Warmth for Today’s Cold…

Winter in Columbus varies quite a bit, but when it’s cold…it’s cold.

The other morning, as I got into my car and started driving to work, I complained (to no one in particular) that it was cold and how I really needed to get a car that has remote start. The leather was cold and the seat heaters were slow to warm up, so I thought about a car that had both remote start and would know to pre-heat the seats.

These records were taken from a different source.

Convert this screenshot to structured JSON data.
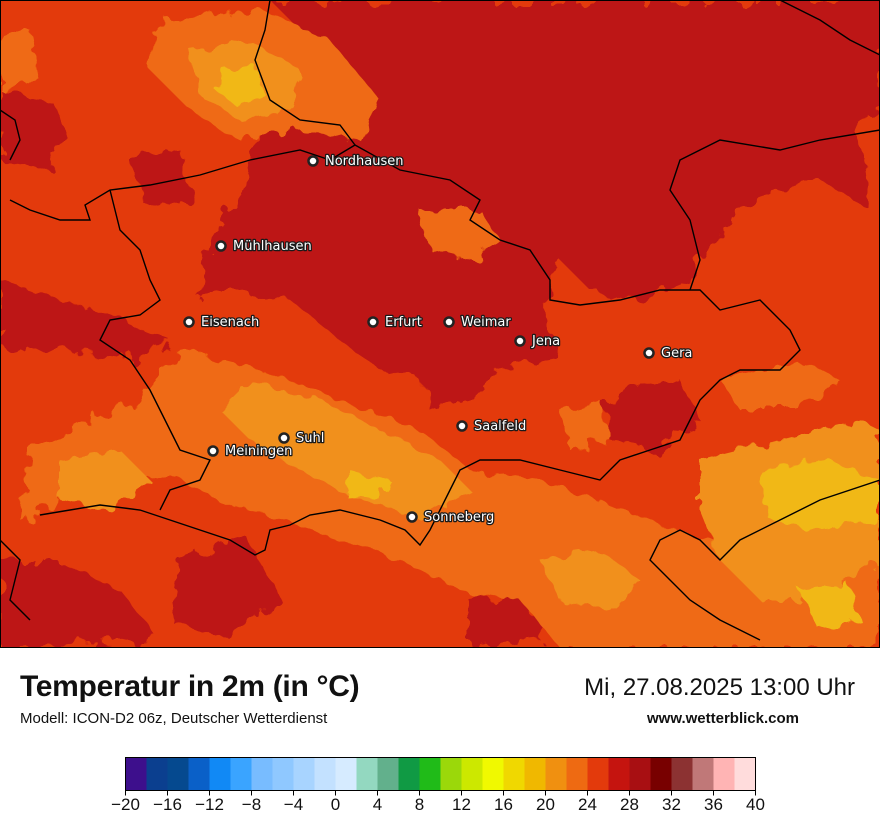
{
  "title": "Temperatur in 2m (in °C)",
  "model": "Modell: ICON-D2 06z, Deutscher Wetterdienst",
  "datetime": "Mi, 27.08.2025 13:00 Uhr",
  "website": "www.wetterblick.com",
  "cities": [
    {
      "name": "Nordhausen",
      "label_side": "right"
    },
    {
      "name": "Mühlhausen",
      "label_side": "right"
    },
    {
      "name": "Eisenach",
      "label_side": "right"
    },
    {
      "name": "Erfurt",
      "label_side": "right"
    },
    {
      "name": "Weimar",
      "label_side": "right"
    },
    {
      "name": "Jena",
      "label_side": "right"
    },
    {
      "name": "Gera",
      "label_side": "right"
    },
    {
      "name": "Suhl",
      "label_side": "right"
    },
    {
      "name": "Meiningen",
      "label_side": "right"
    },
    {
      "name": "Saalfeld",
      "label_side": "right"
    },
    {
      "name": "Sonneberg",
      "label_side": "right"
    }
  ],
  "legend": {
    "range": [
      -20,
      40
    ],
    "step": 2,
    "tick_labels": [
      "−20",
      "−16",
      "−12",
      "−8",
      "−4",
      "0",
      "4",
      "8",
      "12",
      "16",
      "20",
      "24",
      "28",
      "32",
      "36",
      "40"
    ],
    "colors": [
      "#3d0f8c",
      "#0b3f8f",
      "#05498f",
      "#0a60c8",
      "#1189f5",
      "#3aa4ff",
      "#78bcff",
      "#8fc8ff",
      "#a8d4ff",
      "#c3e1ff",
      "#d6ebff",
      "#93d8c0",
      "#62b08c",
      "#109a44",
      "#20bb18",
      "#9bd80a",
      "#cce800",
      "#f0f900",
      "#f0d800",
      "#f0b800",
      "#f09010",
      "#ee6a12",
      "#e33a0c",
      "#c5140f",
      "#a80f12",
      "#780000",
      "#8c3232",
      "#c07878",
      "#ffb4b4",
      "#ffdcdc"
    ]
  },
  "map_colors": {
    "t24_26": "#e33a0c",
    "t26_28": "#bd1414",
    "t22_24": "#ef6a12",
    "t20_22": "#f1901a",
    "t18_20": "#f1b815",
    "border": "#000000",
    "city_dot_fill": "#ffffff",
    "city_dot_stroke": "#222222"
  }
}
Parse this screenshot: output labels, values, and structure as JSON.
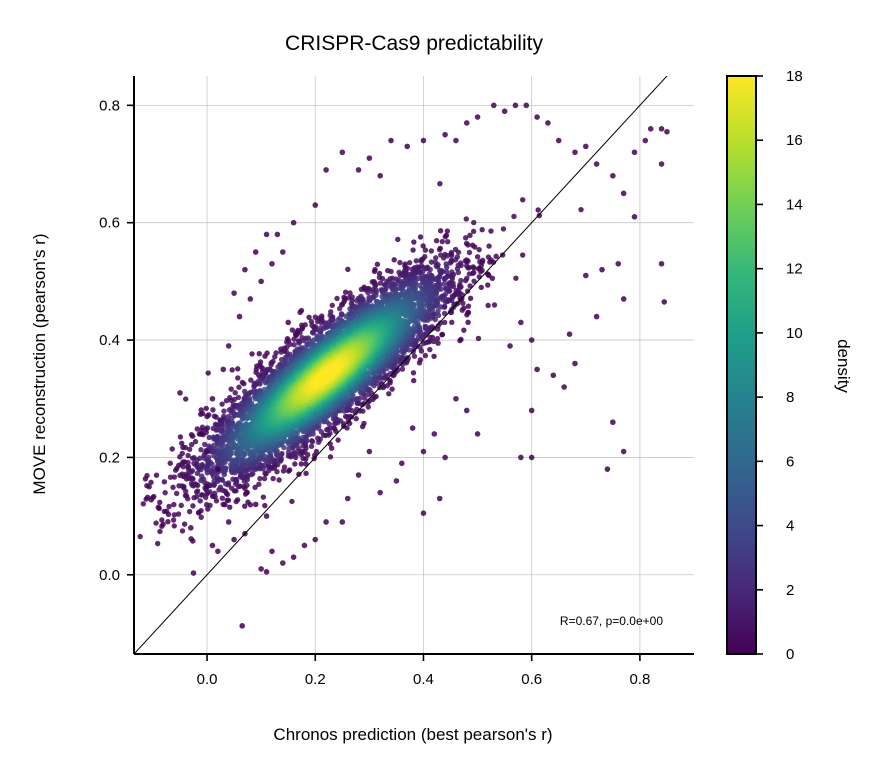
{
  "chart_data": {
    "type": "scatter",
    "title": "CRISPR-Cas9 predictability",
    "xlabel": "Chronos prediction (best pearson's r)",
    "ylabel": "MOVE reconstruction (pearson's r)",
    "xlim": [
      -0.135,
      0.9
    ],
    "ylim": [
      -0.135,
      0.85
    ],
    "xticks": [
      0.0,
      0.2,
      0.4,
      0.6,
      0.8
    ],
    "xtick_labels": [
      "0.0",
      "0.2",
      "0.4",
      "0.6",
      "0.8"
    ],
    "yticks": [
      0.0,
      0.2,
      0.4,
      0.6,
      0.8
    ],
    "ytick_labels": [
      "0.0",
      "0.2",
      "0.4",
      "0.6",
      "0.8"
    ],
    "grid": true,
    "identity_line": true,
    "annotation": "R=0.67, p=0.0e+00",
    "colorbar": {
      "label": "density",
      "range": [
        0,
        18
      ],
      "ticks": [
        0,
        2,
        4,
        6,
        8,
        10,
        12,
        14,
        16,
        18
      ],
      "tick_labels": [
        "0",
        "2",
        "4",
        "6",
        "8",
        "10",
        "12",
        "14",
        "16",
        "18"
      ],
      "colormap": "viridis"
    },
    "density_center": [
      0.22,
      0.34
    ],
    "correlation": 0.67,
    "points": [
      [
        -0.09,
        0.115
      ],
      [
        -0.05,
        0.31
      ],
      [
        -0.03,
        0.08
      ],
      [
        -0.025,
        0.003
      ],
      [
        0.0,
        0.15
      ],
      [
        0.01,
        0.05
      ],
      [
        0.02,
        0.04
      ],
      [
        0.065,
        -0.087
      ],
      [
        0.1,
        0.01
      ],
      [
        0.11,
        0.005
      ],
      [
        0.15,
        0.43
      ],
      [
        0.14,
        0.55
      ],
      [
        0.13,
        0.58
      ],
      [
        0.16,
        0.6
      ],
      [
        0.2,
        0.63
      ],
      [
        0.22,
        0.69
      ],
      [
        0.25,
        0.72
      ],
      [
        0.28,
        0.69
      ],
      [
        0.3,
        0.71
      ],
      [
        0.32,
        0.68
      ],
      [
        0.34,
        0.74
      ],
      [
        0.37,
        0.73
      ],
      [
        0.4,
        0.74
      ],
      [
        0.44,
        0.75
      ],
      [
        0.46,
        0.74
      ],
      [
        0.48,
        0.77
      ],
      [
        0.5,
        0.78
      ],
      [
        0.53,
        0.8
      ],
      [
        0.55,
        0.79
      ],
      [
        0.57,
        0.8
      ],
      [
        0.59,
        0.8
      ],
      [
        0.61,
        0.78
      ],
      [
        0.63,
        0.77
      ],
      [
        0.65,
        0.74
      ],
      [
        0.68,
        0.72
      ],
      [
        0.7,
        0.73
      ],
      [
        0.72,
        0.7
      ],
      [
        0.75,
        0.68
      ],
      [
        0.77,
        0.65
      ],
      [
        0.79,
        0.72
      ],
      [
        0.82,
        0.76
      ],
      [
        0.84,
        0.76
      ],
      [
        0.85,
        0.755
      ],
      [
        0.81,
        0.74
      ],
      [
        0.84,
        0.53
      ],
      [
        0.845,
        0.465
      ],
      [
        0.84,
        0.7
      ],
      [
        0.79,
        0.61
      ],
      [
        0.76,
        0.53
      ],
      [
        0.77,
        0.47
      ],
      [
        0.73,
        0.52
      ],
      [
        0.72,
        0.44
      ],
      [
        0.7,
        0.51
      ],
      [
        0.67,
        0.41
      ],
      [
        0.68,
        0.36
      ],
      [
        0.66,
        0.32
      ],
      [
        0.64,
        0.34
      ],
      [
        0.61,
        0.35
      ],
      [
        0.6,
        0.4
      ],
      [
        0.58,
        0.43
      ],
      [
        0.56,
        0.39
      ],
      [
        0.6,
        0.28
      ],
      [
        0.74,
        0.18
      ],
      [
        0.75,
        0.26
      ],
      [
        0.77,
        0.21
      ],
      [
        0.58,
        0.2
      ],
      [
        0.6,
        0.2
      ],
      [
        0.5,
        0.24
      ],
      [
        0.48,
        0.28
      ],
      [
        0.46,
        0.3
      ],
      [
        0.44,
        0.2
      ],
      [
        0.42,
        0.24
      ],
      [
        0.4,
        0.21
      ],
      [
        0.38,
        0.25
      ],
      [
        0.36,
        0.19
      ],
      [
        0.3,
        0.21
      ],
      [
        0.28,
        0.17
      ],
      [
        0.26,
        0.13
      ],
      [
        0.25,
        0.09
      ],
      [
        0.32,
        0.14
      ],
      [
        0.4,
        0.105
      ],
      [
        0.43,
        0.13
      ],
      [
        0.35,
        0.16
      ],
      [
        0.22,
        0.09
      ],
      [
        0.2,
        0.06
      ],
      [
        0.18,
        0.05
      ],
      [
        0.16,
        0.03
      ],
      [
        0.14,
        0.02
      ],
      [
        0.12,
        0.04
      ],
      [
        0.11,
        0.1
      ],
      [
        0.09,
        0.12
      ],
      [
        0.07,
        0.07
      ],
      [
        0.05,
        0.06
      ],
      [
        0.04,
        0.09
      ],
      [
        0.03,
        0.12
      ],
      [
        0.02,
        0.18
      ],
      [
        0.0,
        0.21
      ],
      [
        -0.01,
        0.24
      ],
      [
        0.0,
        0.27
      ],
      [
        0.01,
        0.3
      ],
      [
        0.03,
        0.35
      ],
      [
        0.04,
        0.39
      ],
      [
        0.06,
        0.44
      ],
      [
        0.08,
        0.47
      ],
      [
        0.1,
        0.5
      ],
      [
        0.12,
        0.53
      ],
      [
        0.05,
        0.48
      ],
      [
        0.07,
        0.52
      ],
      [
        0.09,
        0.55
      ],
      [
        0.11,
        0.58
      ]
    ]
  }
}
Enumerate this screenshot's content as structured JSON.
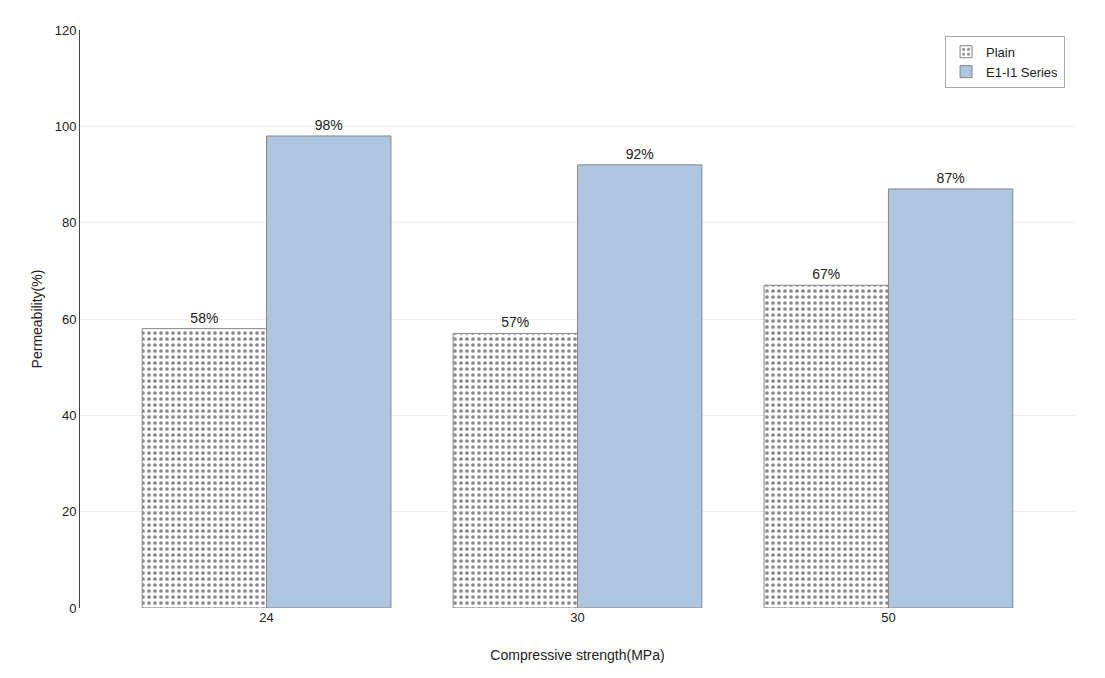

Shivering, I thought,  “Geez, it’s cold!”

Hold on.

“Stop it.” Now, talking to myself. “You are being a fool.

At least you have leather seats that need heating…

You have seat heaters in your car…

You have a car that you’re driving…

     …to a job that you have.

You just came out of a warm home…

    …that is yours and well-heated. 

You could be waiting for the bus…or walking to work…

…or maybe you don’t have a job at all…

…and you can’t afford to heat your house…

…or maybe you have no home at all. 

We so often forget what we have, not realizing that the cold we recognize so quickly is because of the warmth we know well and take for granted. 

Shawn Achor and other researchers tell us that gratitude is a critical part of happiness and well-being.  Without knowing it, in an instant, I wasn’t so cold anymore.

With so much craziness in the world, with the quest for success, the loneliness that comes with a culture that focuses on individualism and with happiness always seemingly just beyond reach, we must remember to practice gratitude, acknowledge what we have, and do what we can to help others. 
The world today can be a cold place, but we have the power bring it warmth…through our own lives, in our attitudes, and the way we interact with each other.

Warmth must be something we practice…something that burns by choice, in our hearts, our minds, and in our spirit.